Mord an Frauen: Femizide sind kein „Drama“
In Göttingen und Kitzbühel wurden in der vergangenen Woche mehrere Frauen von Männern getötet. Nennt das bitte nicht „Beziehungsdrama“.
Ende September tötete in Göttingen mutmaßlich ein 52-Jähriger eine 44-jährige Frau auf grausame Art: Er überschüttete sie mit Brandbeschleuniger, zündete sie an und traktierte sie mit Messerstichen. Eine Arbeitskollegin, die der Frau zu Hilfe kommen wollte, tötete er ebenfalls. Als Motiv vermutet die Polizei, dass der Mann mehrere Mal von der Frau abgewiesen wurde. Eine Woche später gibt ein 25-Jähriger bei der Polizei in Kitzbühel an, er habe seine 19-jährige Ex-Freundin, deren Eltern, ihren Bruder und den neuen Freund getötet. Als Grund gibt er Eifersucht an; die 19-Jährige habe sich zwei Monate vorher von ihm getrennt.

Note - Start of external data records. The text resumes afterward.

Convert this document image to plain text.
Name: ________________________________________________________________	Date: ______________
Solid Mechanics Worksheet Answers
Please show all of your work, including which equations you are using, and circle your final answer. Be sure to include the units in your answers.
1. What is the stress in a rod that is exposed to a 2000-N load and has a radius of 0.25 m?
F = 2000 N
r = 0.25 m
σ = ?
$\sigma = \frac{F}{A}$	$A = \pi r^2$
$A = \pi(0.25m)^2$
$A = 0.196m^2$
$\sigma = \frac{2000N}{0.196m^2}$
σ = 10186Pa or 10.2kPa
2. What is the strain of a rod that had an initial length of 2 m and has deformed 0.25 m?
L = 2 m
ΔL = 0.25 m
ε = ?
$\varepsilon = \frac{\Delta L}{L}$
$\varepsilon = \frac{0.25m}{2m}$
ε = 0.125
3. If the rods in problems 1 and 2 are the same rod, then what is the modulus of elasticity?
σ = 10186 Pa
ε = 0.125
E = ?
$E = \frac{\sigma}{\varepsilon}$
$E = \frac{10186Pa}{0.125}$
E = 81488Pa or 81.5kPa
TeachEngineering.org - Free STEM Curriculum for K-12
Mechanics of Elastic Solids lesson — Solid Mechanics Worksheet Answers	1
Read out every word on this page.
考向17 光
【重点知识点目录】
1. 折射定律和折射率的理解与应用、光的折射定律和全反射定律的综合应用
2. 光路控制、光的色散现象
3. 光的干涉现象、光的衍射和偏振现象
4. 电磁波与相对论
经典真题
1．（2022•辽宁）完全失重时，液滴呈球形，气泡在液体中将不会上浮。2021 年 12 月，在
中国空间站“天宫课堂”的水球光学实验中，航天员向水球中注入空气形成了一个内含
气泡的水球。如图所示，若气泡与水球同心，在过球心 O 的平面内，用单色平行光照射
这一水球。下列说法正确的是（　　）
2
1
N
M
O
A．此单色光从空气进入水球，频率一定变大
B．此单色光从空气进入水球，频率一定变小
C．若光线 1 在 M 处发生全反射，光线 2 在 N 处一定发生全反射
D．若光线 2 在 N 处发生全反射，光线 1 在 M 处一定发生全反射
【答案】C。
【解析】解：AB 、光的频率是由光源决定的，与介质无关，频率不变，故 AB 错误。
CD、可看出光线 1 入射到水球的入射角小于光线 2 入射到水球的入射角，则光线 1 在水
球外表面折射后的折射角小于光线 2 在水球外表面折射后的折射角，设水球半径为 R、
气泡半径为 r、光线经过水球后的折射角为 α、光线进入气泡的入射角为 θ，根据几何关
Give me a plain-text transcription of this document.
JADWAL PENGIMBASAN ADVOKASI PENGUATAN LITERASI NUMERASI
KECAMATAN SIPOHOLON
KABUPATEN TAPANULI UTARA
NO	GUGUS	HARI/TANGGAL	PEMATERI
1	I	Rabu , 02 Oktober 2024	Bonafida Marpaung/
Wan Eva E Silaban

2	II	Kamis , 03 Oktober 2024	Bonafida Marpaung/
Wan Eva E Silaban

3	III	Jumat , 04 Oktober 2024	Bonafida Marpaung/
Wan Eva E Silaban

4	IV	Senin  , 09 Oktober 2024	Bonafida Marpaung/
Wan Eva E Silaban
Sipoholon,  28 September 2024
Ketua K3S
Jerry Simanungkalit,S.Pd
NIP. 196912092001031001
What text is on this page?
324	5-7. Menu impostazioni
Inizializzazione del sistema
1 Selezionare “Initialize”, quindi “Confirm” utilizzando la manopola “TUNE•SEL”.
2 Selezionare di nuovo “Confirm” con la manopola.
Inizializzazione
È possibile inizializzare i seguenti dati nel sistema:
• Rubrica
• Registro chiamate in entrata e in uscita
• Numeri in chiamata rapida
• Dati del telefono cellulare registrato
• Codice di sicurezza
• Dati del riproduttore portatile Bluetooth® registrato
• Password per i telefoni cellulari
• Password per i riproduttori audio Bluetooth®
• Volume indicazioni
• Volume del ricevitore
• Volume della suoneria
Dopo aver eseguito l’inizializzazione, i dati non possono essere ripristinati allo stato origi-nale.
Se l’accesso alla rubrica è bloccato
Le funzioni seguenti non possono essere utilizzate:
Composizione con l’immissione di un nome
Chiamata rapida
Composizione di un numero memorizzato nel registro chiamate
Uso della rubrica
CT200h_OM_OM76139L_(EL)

Kurz darauf war von „Beziehungstat“ (Spiegel Online, T-Online), „Familiendrama“ (Berliner Morgenpost), „Eifersuchtsdrama“ (Bayrischer Rundfunk) oder „Mord aus Eifersucht“ (Saarbrücker Zeitung) in der Berichterstattung zu den Morden zu lesen. Nur wenige schreiben, worum es sich wirklich handelt: Femizide. Also Morde an Frauen und Mädchen aufgrund ihres Geschlechts.
Die Morde richtig zu benennen, ist wichtig, um sie bekämpfen zu können. Denn die Zurückweisung einer Frau ist nie Motiv eines Mordes, es ist der Frauenhass des Täters. Männliche Besitzansprüche sind es, die zu der Gewalt gegenüber Frauen führen. Begriffe wie „Beziehungstat“ oder „Familiendrama“ verharmlosen die grausamen Tötungsdelikte. Es handelt sich ja nicht um einen Familienstreit um den nächsten Urlaubsort, sondern um einen Mord aus Frauenhass.
Die Fälle aus Göttingen und Kitzbühel der vergangenen Woche sind keine Einzelfälle. Laut der Kriminalstatistik des BKA versucht allein in Deutschland jeden Tag ein Mann seine Partnerin oder (Ex-)Partnerin zu töten, jeden dritten Tag gelingt es einem. Im letzten Jahr wurden in Deutschland 123 Frauen von ihrem (Ex-)Partner getötet, dazu kommen die Morde an Frauen, die von anderen Männern ausgeübt wurden sowie versuchte Morde.
Doch nicht nur Medien scheuen sich vor dem Wort Femizid, auch die Bundesregierung weigert sich Femizide unter diesem Begriff zu fassen und zu erforschen. Das geht aus einer kleinen Anfrage der Linkspartei aus dem Frühjahr dieses Jahres hervor. In anderen Ländern, wie seit 2012 beispielsweise in Mexiko, ist Femizid ein eigener Strafbestand.